Голос старика превратился в рычание, и доктор Гарри невольно отшатнулся. Старик выбросил вперед здоровую руку, схватив доктора за запястье. У него была крепкая хватка.

— Извините, — сказал доктор, пытаясь вырвать руку.

Это была ошибка. Слегка прикоснувшись к рукоятке, вздорный старик направил инвалидное кресло вперед, и доктор Гарри почувствовал, как что-то обхватило его левое бедро. Он посмотрел вниз: его держала железная клешня. Она прорвала халат, который почему-то начал краснеть. Неужели он что-то пролил? Нет, конечно же, нет. А голос рычал уже в самое ухо.

— Ты думал, я мертв, доктор Смит! Харолд К. Смит. Ты считал, что убил меня в тот день. Ты убил мое будущее, но не мой дух. Я живу. И все эти годы я жил ради тебя. И ради этого момента.

Доктор Гарри попытался схватить старика за запястье: может, удастся повредить провода в пластиковом рукаве.

Но клешня с душераздирающим жужжанием погружалась в плоть, и доктор Гарри упал на колени.

— Илза! — крикнул старик.

Но доктор Гарри сквозь звон в ушах расслышал только какой-то лающий звук. Боль становилась нестерпимой. В дверь ворвалась блондинка.

— А-а, он еще жив. — В ее голосе слышалось разочарование.

— Я бы не стал звать тебя, если бы мне не нужна была помощь! — рявкнул старик. — Держи его.

Доктор Гарри почувствовал, как чьи-то пальцы вонзились ему в плечи, удерживая его на коленях. Он попытался сопротивляться, но безуспешно. И тут сквозь шум в ушах до него донесся стрекот металлической клешни, нащупывающей его горло. Последнее, что он слышал, были слова девушки:

— Надеюсь, этот не уделает меня с ног до головы.

Доктор Гарри упал на старика и сполз на пол, стянув красный плед. На изнанке был изображен изломанный черный крест свастики — словно почерневшие угли в белом круге.

— Это был он? — шепотом спросила Илза.

— Нет. Я понял это сразу, как только он заговорил. Это не его голос.

— Тогда зачем же ты убил его?

— Его звали Харолд Смит, и этого достаточно. Подбери флаг и пошли.

— Поедем в Бостон? Там, должно быть, полно Харолдов Смитов.

— Нет, Бостон подождет. Нам нужно немедленно ехать домой. Я должен обсудить с моим лечащим врачом последние открытия в области металлов.

Глава шестая

Мастер Синанджу чувствовал себя несчастным. Он сидел среди великолепных сокровищ своих предков, низко повесив голову. Он страдал бессонницей, у него не было аппетита, но жителей деревни это абсолютно не волновало.

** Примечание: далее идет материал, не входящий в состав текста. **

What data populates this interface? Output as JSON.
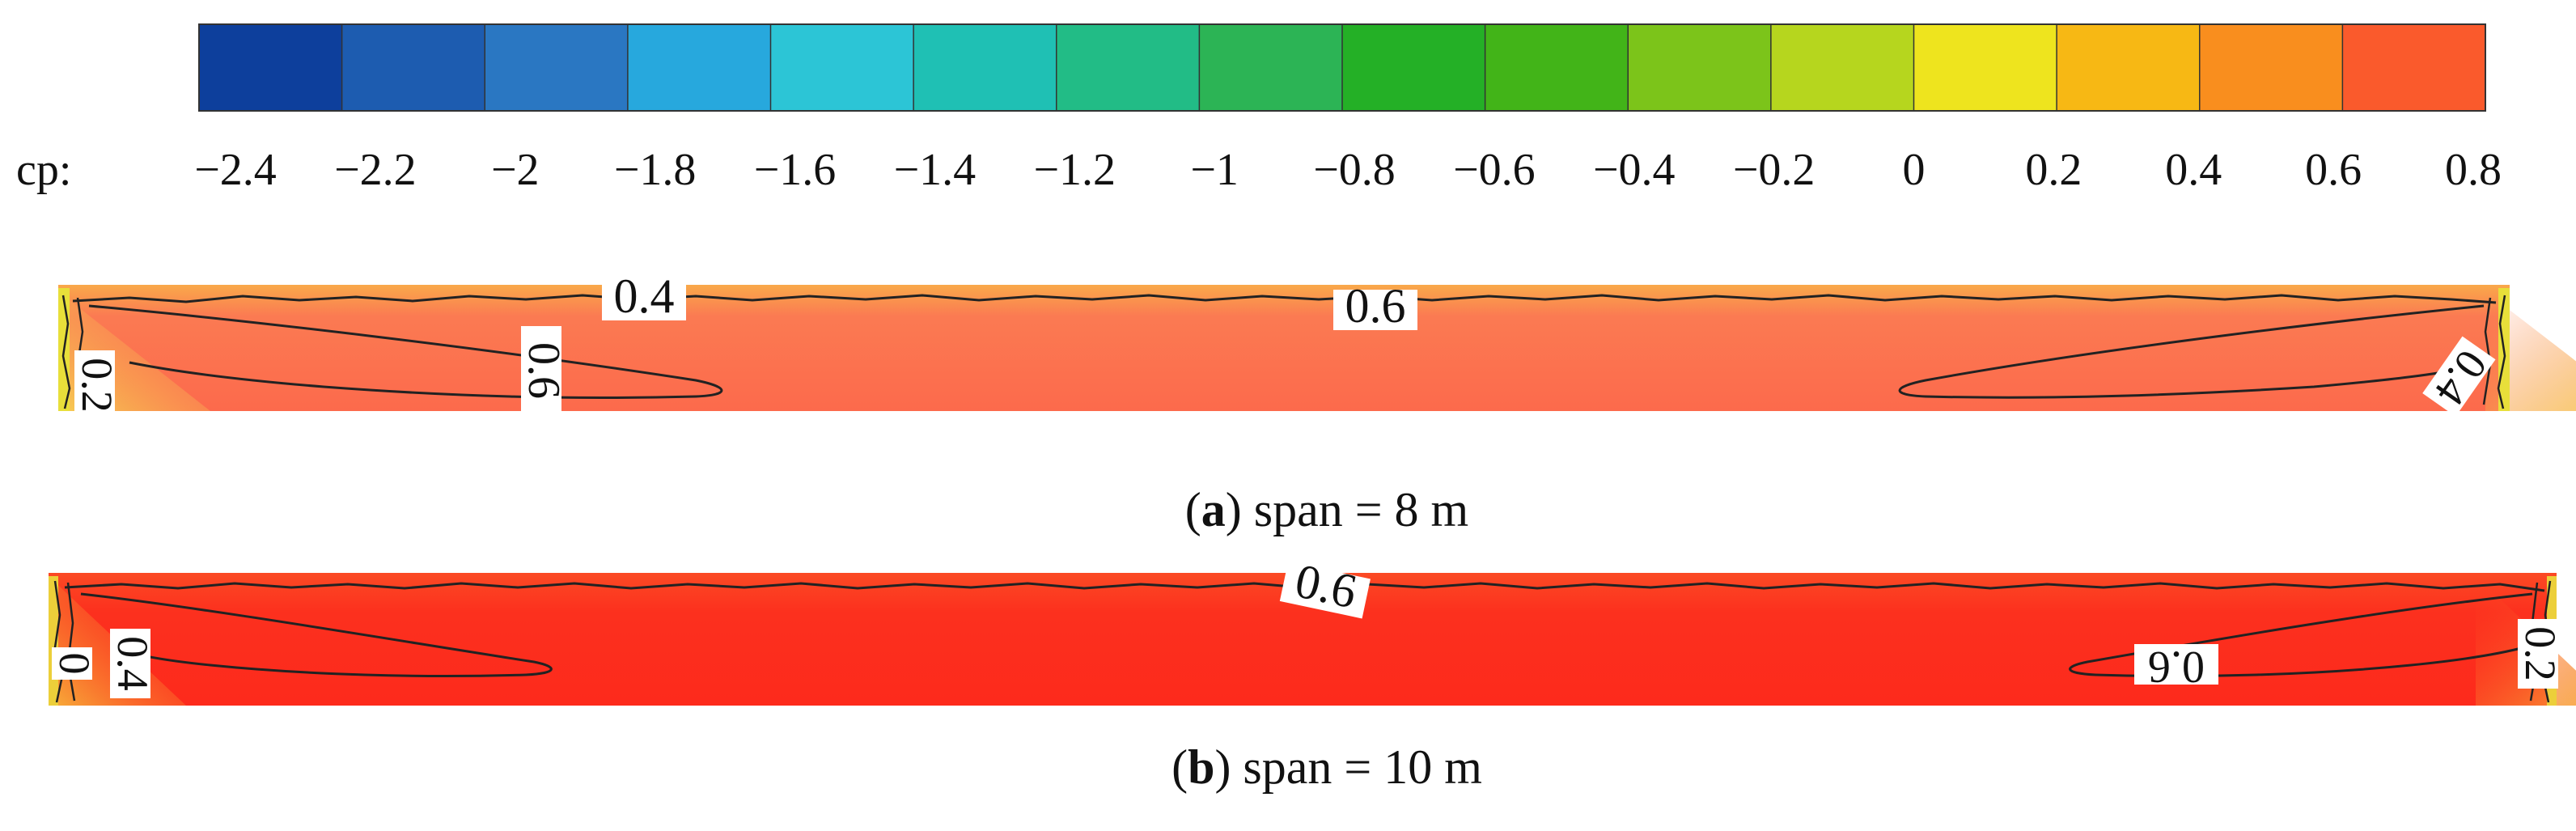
{
  "colorbar": {
    "label": "cp:",
    "ticks": [
      "−2.4",
      "−2.2",
      "−2",
      "−1.8",
      "−1.6",
      "−1.4",
      "−1.2",
      "−1",
      "−0.8",
      "−0.6",
      "−0.4",
      "−0.2",
      "0",
      "0.2",
      "0.4",
      "0.6",
      "0.8"
    ],
    "colors": [
      "#0d3f9c",
      "#1d5cb0",
      "#2a77c2",
      "#27a8dd",
      "#2cc5d6",
      "#1fc0b4",
      "#22bc86",
      "#2cb455",
      "#24b026",
      "#42b418",
      "#7cc41a",
      "#b6d61e",
      "#eee41e",
      "#f7b814",
      "#f98e1e",
      "#fa5a2c"
    ]
  },
  "chart_data": [
    {
      "type": "heatmap",
      "title": "span = 8 m",
      "caption_letter": "a",
      "variable": "cp",
      "scale_range": [
        -2.4,
        0.8
      ],
      "contour_labels": [
        "0.4",
        "0.6",
        "0.6",
        "0.2",
        "0.4"
      ],
      "fill_colors": {
        "edge": "#f9b24e",
        "mid": "#fb6a4e",
        "core": "#fd4f47",
        "tip": "#e9e23a"
      }
    },
    {
      "type": "heatmap",
      "title": "span = 10 m",
      "caption_letter": "b",
      "variable": "cp",
      "scale_range": [
        -2.4,
        0.8
      ],
      "contour_labels": [
        "0.6",
        "0.6",
        "0.4",
        "0",
        "0.2"
      ],
      "fill_colors": {
        "edge": "#fb5a2a",
        "mid": "#fc3a22",
        "core": "#fd2a1c",
        "tip": "#f0d83a"
      }
    }
  ],
  "captions": {
    "a": {
      "open": "(",
      "letter": "a",
      "rest": ") span = 8 m"
    },
    "b": {
      "open": "(",
      "letter": "b",
      "rest": ") span = 10 m"
    }
  }
}
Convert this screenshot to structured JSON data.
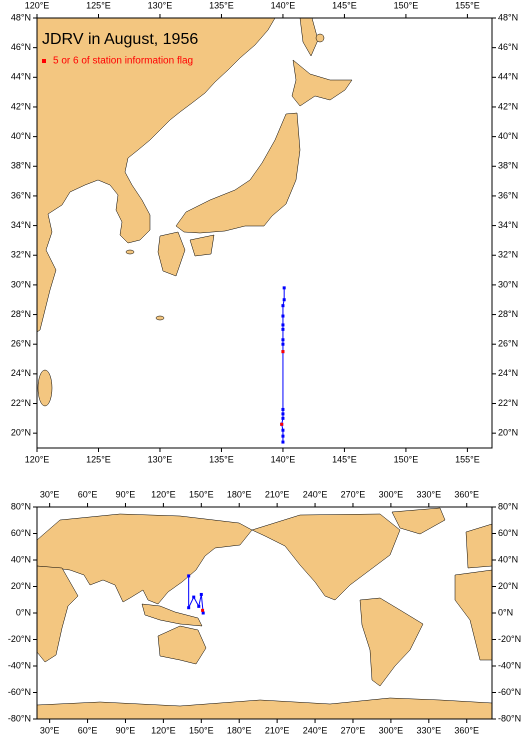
{
  "chart_data": [
    {
      "type": "map",
      "title": "JDRV in August, 1956",
      "xlim": [
        120,
        157
      ],
      "ylim": [
        19,
        48
      ],
      "xticks": [
        {
          "value": 120,
          "label": "120°E"
        },
        {
          "value": 125,
          "label": "125°E"
        },
        {
          "value": 130,
          "label": "130°E"
        },
        {
          "value": 135,
          "label": "135°E"
        },
        {
          "value": 140,
          "label": "140°E"
        },
        {
          "value": 145,
          "label": "145°E"
        },
        {
          "value": 150,
          "label": "150°E"
        },
        {
          "value": 155,
          "label": "155°E"
        }
      ],
      "yticks": [
        {
          "value": 20,
          "label": "20°N"
        },
        {
          "value": 22,
          "label": "22°N"
        },
        {
          "value": 24,
          "label": "24°N"
        },
        {
          "value": 26,
          "label": "26°N"
        },
        {
          "value": 28,
          "label": "28°N"
        },
        {
          "value": 30,
          "label": "30°N"
        },
        {
          "value": 32,
          "label": "32°N"
        },
        {
          "value": 34,
          "label": "34°N"
        },
        {
          "value": 36,
          "label": "36°N"
        },
        {
          "value": 38,
          "label": "38°N"
        },
        {
          "value": 40,
          "label": "40°N"
        },
        {
          "value": 42,
          "label": "42°N"
        },
        {
          "value": 44,
          "label": "44°N"
        },
        {
          "value": 46,
          "label": "46°N"
        },
        {
          "value": 48,
          "label": "48°N"
        }
      ],
      "series": [
        {
          "color": "#0000ff",
          "mode": "line+markers",
          "x": [
            140.1,
            140.1,
            140.0,
            140.0,
            140.0,
            140.0,
            140.0,
            140.0,
            140.0,
            140.0,
            140.0,
            140.0,
            139.9,
            140.0,
            140.0,
            140.0
          ],
          "y": [
            29.8,
            29.0,
            28.6,
            27.9,
            27.3,
            27.0,
            26.3,
            26.0,
            25.5,
            21.6,
            21.3,
            21.0,
            20.6,
            20.2,
            19.8,
            19.4
          ]
        },
        {
          "name": "5 or 6 of station information flag",
          "color": "#ff0000",
          "mode": "markers",
          "x": [
            140.0,
            139.9
          ],
          "y": [
            25.5,
            20.6
          ]
        }
      ]
    },
    {
      "type": "map",
      "xlim": [
        20,
        380
      ],
      "ylim": [
        -80,
        80
      ],
      "xticks": [
        {
          "value": 30,
          "label": "30°E"
        },
        {
          "value": 60,
          "label": "60°E"
        },
        {
          "value": 90,
          "label": "90°E"
        },
        {
          "value": 120,
          "label": "120°E"
        },
        {
          "value": 150,
          "label": "150°E"
        },
        {
          "value": 180,
          "label": "180°E"
        },
        {
          "value": 210,
          "label": "210°E"
        },
        {
          "value": 240,
          "label": "240°E"
        },
        {
          "value": 270,
          "label": "270°E"
        },
        {
          "value": 300,
          "label": "300°E"
        },
        {
          "value": 330,
          "label": "330°E"
        },
        {
          "value": 360,
          "label": "360°E"
        }
      ],
      "yticks": [
        {
          "value": -80,
          "label": "-80°N"
        },
        {
          "value": -60,
          "label": "-60°N"
        },
        {
          "value": -40,
          "label": "-40°N"
        },
        {
          "value": -20,
          "label": "-20°N"
        },
        {
          "value": 0,
          "label": "0°N"
        },
        {
          "value": 20,
          "label": "20°N"
        },
        {
          "value": 40,
          "label": "40°N"
        },
        {
          "value": 60,
          "label": "60°N"
        },
        {
          "value": 80,
          "label": "80°N"
        }
      ],
      "series": [
        {
          "color": "#0000ff",
          "mode": "line+markers",
          "x": [
            140,
            140,
            144,
            148,
            150,
            151.5
          ],
          "y": [
            28,
            4,
            12,
            5,
            14,
            0
          ]
        },
        {
          "color": "#ff0000",
          "mode": "markers",
          "x": [
            151
          ],
          "y": [
            2
          ]
        }
      ]
    }
  ]
}
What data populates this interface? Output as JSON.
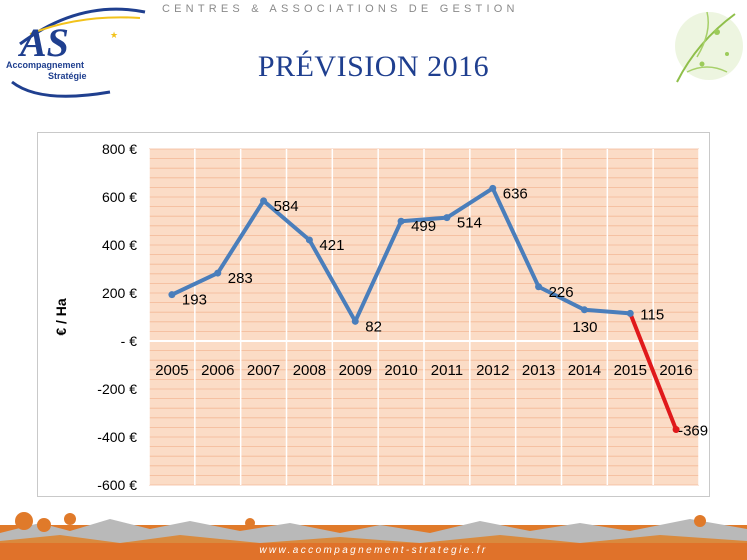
{
  "header": {
    "tagline": "CENTRES & ASSOCIATIONS DE GESTION",
    "logo_letters": "AS",
    "logo_line1": "Accompagnement",
    "logo_line2": "Stratégie",
    "title": "PRÉVISION 2016"
  },
  "footer": {
    "url": "www.accompagnement-strategie.fr"
  },
  "colors": {
    "title": "#1f3f8f",
    "series_main": "#4a7ebb",
    "series_forecast": "#e0191b",
    "plot_background": "#fbdcc6",
    "grid": "#f3b896"
  },
  "chart_data": {
    "type": "line",
    "title": "",
    "xlabel": "",
    "ylabel": "€ / Ha",
    "ylim": [
      -600,
      800
    ],
    "yticks": [
      {
        "value": 800,
        "label": "800 €"
      },
      {
        "value": 600,
        "label": "600 €"
      },
      {
        "value": 400,
        "label": "400 €"
      },
      {
        "value": 200,
        "label": "200 €"
      },
      {
        "value": 0,
        "label": "- €"
      },
      {
        "value": -200,
        "label": "-200 €"
      },
      {
        "value": -400,
        "label": "-400 €"
      },
      {
        "value": -600,
        "label": "-600 €"
      }
    ],
    "categories": [
      "2005",
      "2006",
      "2007",
      "2008",
      "2009",
      "2010",
      "2011",
      "2012",
      "2013",
      "2014",
      "2015",
      "2016"
    ],
    "values": [
      193,
      283,
      584,
      421,
      82,
      499,
      514,
      636,
      226,
      130,
      115,
      -369
    ],
    "data_labels": [
      "193",
      "283",
      "584",
      "421",
      "82",
      "499",
      "514",
      "636",
      "226",
      "130",
      "115",
      "-369"
    ],
    "forecast_from_index": 10,
    "grid": true,
    "legend": "none"
  }
}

Чиун не вышел к вечерней трапезе, устраиваемой обычно всей деревней, но никто не пришел справиться о его здоровье. Никто не предложил ему даже чашку холодного риса. Ни Пул Янг, прежде так преданный ему, ни Ма Ли, которой он обещал приданое, чтобы она могла выйти замуж за Римо, — всю партию золота, которую в последний раз прислал Безумный Харолд Смит, который не был императором.

Мастер Синанджу взял гусиное перо и приготовился описать свой позор в летописи, благодаря которой он войдет в историю как Чиун Великий.

Обмакнув перо в тушь, он собрался в который уж раз рассказать, как подобрал белого, бездомного и никому не нужного, и одарил его величайшим искусством Синанджу. Но прежде чем приступить к работе, задумался, какое прозвище больше всего подойдет Римо.

В прошлые годы он старался избегать очевидного: Римо по прозвищу Белый. Слишком бестактно. Отсюда пошло Римо Светлый, что было неплохим компромиссом. Но отныне Чиун решил называть ученика Римо Неблагодарный.

Записав это имя таинственными иероглифами отцов, Чиун, довольный, продолжал.

Он описал, как деревня, ослепленная появлением Неблагодарного, обратилась против Чиуна. Конечно, не открыто, поспешил добавить Мастер, поскольку не хотел, чтобы потомки прозвали его “Чиун, Мастер, утративший уважение деревни”, а тайно. Коварно! Они уделяли Римо много внимания, забывая выказывать уважение тому, кто действительно этого заслуживал. Чиун решил не указывать, кто был этот единственно заслуживающий внимания человек: пусть будущие Мастера учатся читать между строк, где обычно и скрыта истина.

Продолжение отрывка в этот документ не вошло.